With just under two weeks to go until Tax Day (remember, it’s April 17 this year), the U.S. Postal Service expects to be busy. While more taxpayers are opting to e-file their returns, computers haven’t completely replaced paper returns, especially since some forms and returns (like amended returns for individual taxpayers) cannot be filed electronically and must be mailed. When it comes to paper, the Internal Revenue Service (IRS) considers a tax return filed on time if it is correctly addressed, has enough postage and is postmarked by the due date.
(You can find the hours for a post office near you here.)

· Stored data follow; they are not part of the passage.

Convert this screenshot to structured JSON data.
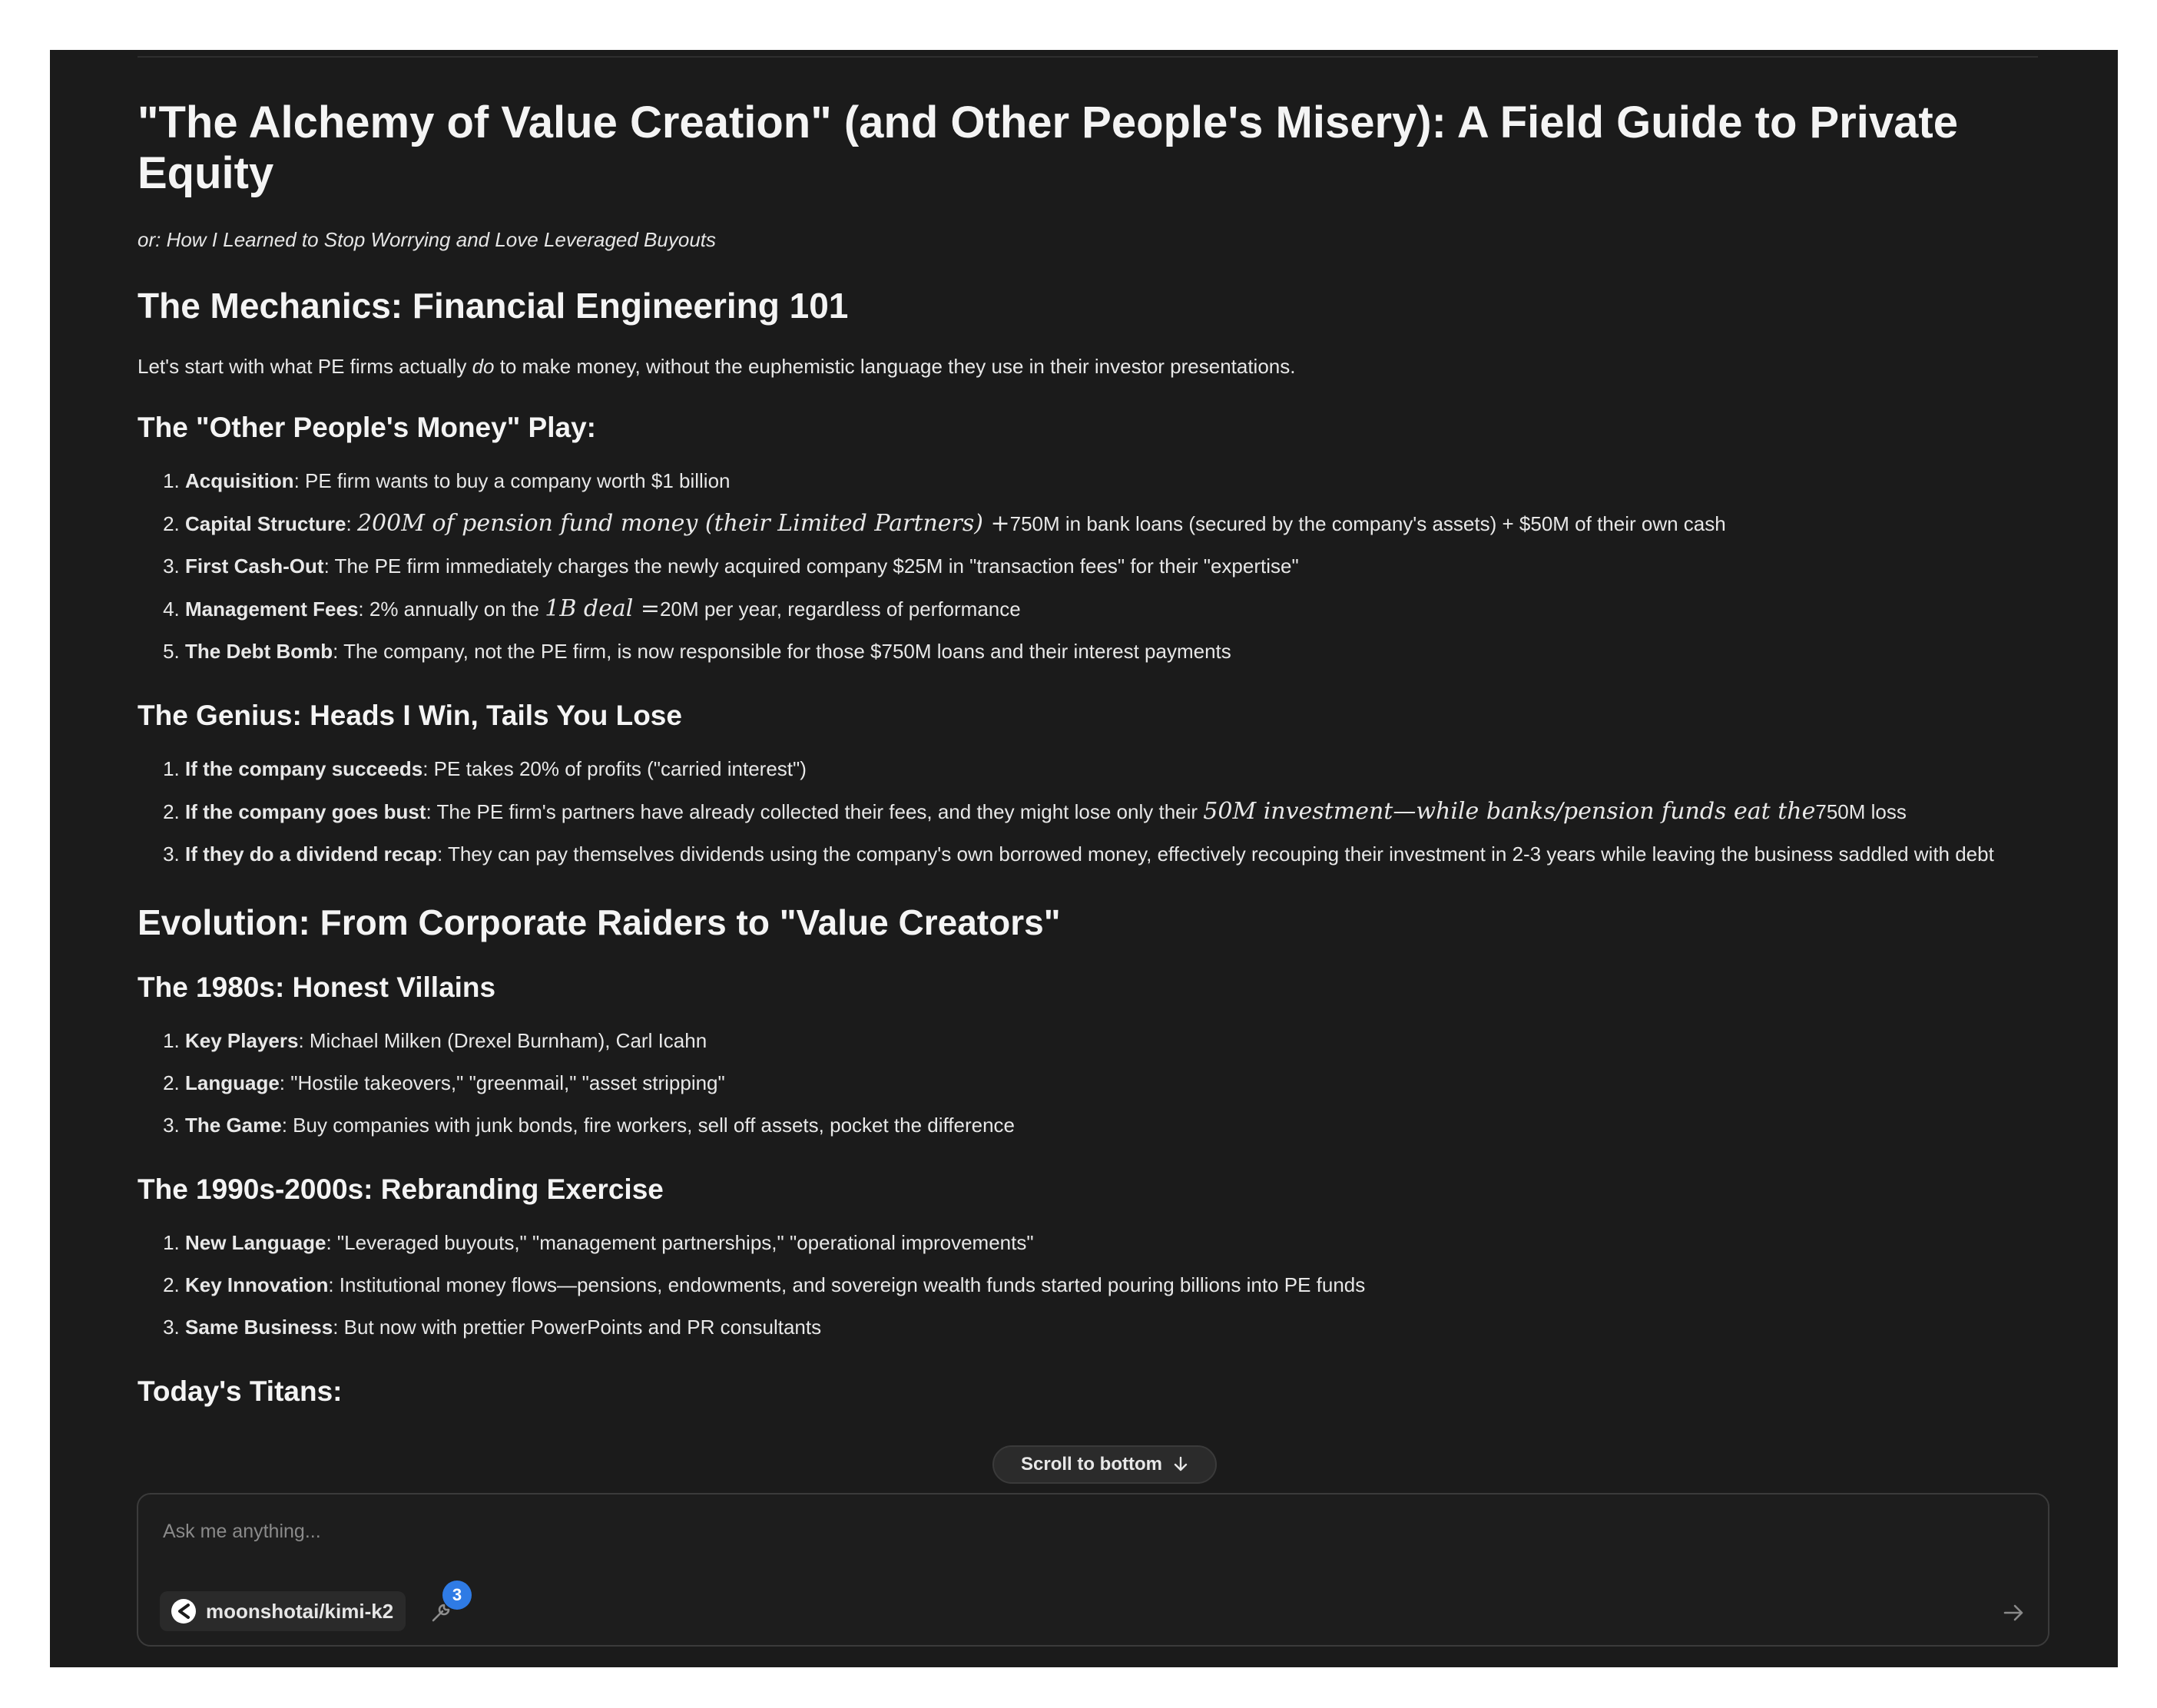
{
  "article": {
    "title": "\"The Alchemy of Value Creation\" (and Other People's Misery): A Field Guide to Private Equity",
    "subtitle": "or: How I Learned to Stop Worrying and Love Leveraged Buyouts",
    "mechanics": {
      "heading": "The Mechanics: Financial Engineering 101",
      "intro_before": "Let's start with what PE firms actually ",
      "intro_em": "do",
      "intro_after": " to make money, without the euphemistic language they use in their investor presentations.",
      "opm": {
        "heading": "The \"Other People's Money\" Play:",
        "items": [
          {
            "label": "Acquisition",
            "text": ": PE firm wants to buy a company worth $1 billion"
          },
          {
            "label": "Capital Structure",
            "text_before": ": ",
            "math": "200M of pension fund money (their Limited Partners) +",
            "text_after": "750M in bank loans (secured by the company's assets) + $50M of their own cash"
          },
          {
            "label": "First Cash-Out",
            "text": ": The PE firm immediately charges the newly acquired company $25M in \"transaction fees\" for their \"expertise\""
          },
          {
            "label": "Management Fees",
            "text_before": ": 2% annually on the ",
            "math": "1B deal =",
            "text_after": "20M per year, regardless of performance"
          },
          {
            "label": "The Debt Bomb",
            "text": ": The company, not the PE firm, is now responsible for those $750M loans and their interest payments"
          }
        ]
      },
      "genius": {
        "heading": "The Genius: Heads I Win, Tails You Lose",
        "items": [
          {
            "label": "If the company succeeds",
            "text": ": PE takes 20% of profits (\"carried interest\")"
          },
          {
            "label": "If the company goes bust",
            "text_before": ": The PE firm's partners have already collected their fees, and they might lose only their ",
            "math": "50M investment—while banks/pension funds eat the",
            "text_after": "750M loss"
          },
          {
            "label": "If they do a dividend recap",
            "text": ": They can pay themselves dividends using the company's own borrowed money, effectively recouping their investment in 2-3 years while leaving the business saddled with debt"
          }
        ]
      }
    },
    "evolution": {
      "heading": "Evolution: From Corporate Raiders to \"Value Creators\"",
      "eighties": {
        "heading": "The 1980s: Honest Villains",
        "items": [
          {
            "label": "Key Players",
            "text": ": Michael Milken (Drexel Burnham), Carl Icahn"
          },
          {
            "label": "Language",
            "text": ": \"Hostile takeovers,\" \"greenmail,\" \"asset stripping\""
          },
          {
            "label": "The Game",
            "text": ": Buy companies with junk bonds, fire workers, sell off assets, pocket the difference"
          }
        ]
      },
      "nineties": {
        "heading": "The 1990s-2000s: Rebranding Exercise",
        "items": [
          {
            "label": "New Language",
            "text": ": \"Leveraged buyouts,\" \"management partnerships,\" \"operational improvements\""
          },
          {
            "label": "Key Innovation",
            "text": ": Institutional money flows—pensions, endowments, and sovereign wealth funds started pouring billions into PE funds"
          },
          {
            "label": "Same Business",
            "text": ": But now with prettier PowerPoints and PR consultants"
          }
        ]
      },
      "titans_heading": "Today's Titans:"
    }
  },
  "scroll_button": {
    "label": "Scroll to bottom",
    "icon": "arrow-down-icon"
  },
  "composer": {
    "placeholder": "Ask me anything...",
    "model": "moonshotai/kimi-k2",
    "model_icon": "model-logo-icon",
    "tools_icon": "wrench-icon",
    "tools_count": "3",
    "send_icon": "arrow-right-icon"
  },
  "colors": {
    "background": "#1b1b1b",
    "text": "#e8e8e8",
    "badge": "#2f7be5"
  }
}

But if you think the government is pocketing your postage at tax time while they’re depositing your tax payment, you’d be wrong. Despite the fact that we think that the Post Office is a government agency, it’s not… exactly. By statute, the U.S. Post Office is an “independent establishment of the executive branch of the Government of the United States. So while the Post Office is privileged under U.S. law (it has a monopoly on the delivery of first-class mail, for example), it’s not technically run by the government nor is it funded by taxpayers. In fact, the Postal Service hasn’t received federal subsidies from taxpayers for more than 30 years (with limited exceptions related to voting).
The U.S. Postal Service has been around longer than the IRS. It was founded in Philadelphia, Pennsylvania, by Benjamin Franklin, who was also named the first Postmaster General. You can still have your letters postmarked “B. Free Franklin” by hand in Franklin’s post office located at 3rd and Market – and take a tour while you’re at it.
If you recall that there was a postal service before the United States won its independence, you’re not wrong. But the U.S. Postal Service as we know it today was authorized by the U.S. Constitution at Article I, Section 8, which says, in part:
The Congress shall have power to lay and collect taxes, duties, imposts and excises, to pay the debts and provide for the common defense and general welfare of the United States; but all duties, imposts and excises shall be uniform throughout the United States…
To establish post offices and post roads;
Yes, it’s in the same clause that allows Congress to tax us and to raise an army and a navy.
Congress still has authority over the U.S. Postal Service. The Postal Service receives no tax dollars for operating expenses and relies on the sale of postage, products, and services to fund its operations. But while Congress doesn’t fund the post office, they do continue to control the purse strings. By law, the U.S. Postal Service can’t raise the price of stamps more than the rate of inflation without Congressional approval. A first-class stamp will currently cost you 50 cents.
And those stamps add up: The Postal Service has annual revenue of nearly $70 billion. If it were a private sector company, the Postal Service would rank 37th on the 2017 Fortune 500. On the 2017 Global Fortune 500 list, the Postal Service ranked 99th.
For all that I am online these days, I still love to send and receive real mail. I remain impressed that for less than the price of a cup of coffee, I can pop a plain envelope into a box and have confidence, that more often than not, it will be delivered halfway around the world. Last year, the Postal Service delivered my mail – and mail like mine – 149.5 billion times. That works out to 47% of the world’s mail. To make it happen, in 2017, the Postal Service traveled 1.5 billion miles, equivalent to 61,217 laps around Earth, 6,381 trips to the moon or 16 trips to the sun. And it didn’t cost taxpayers a dime.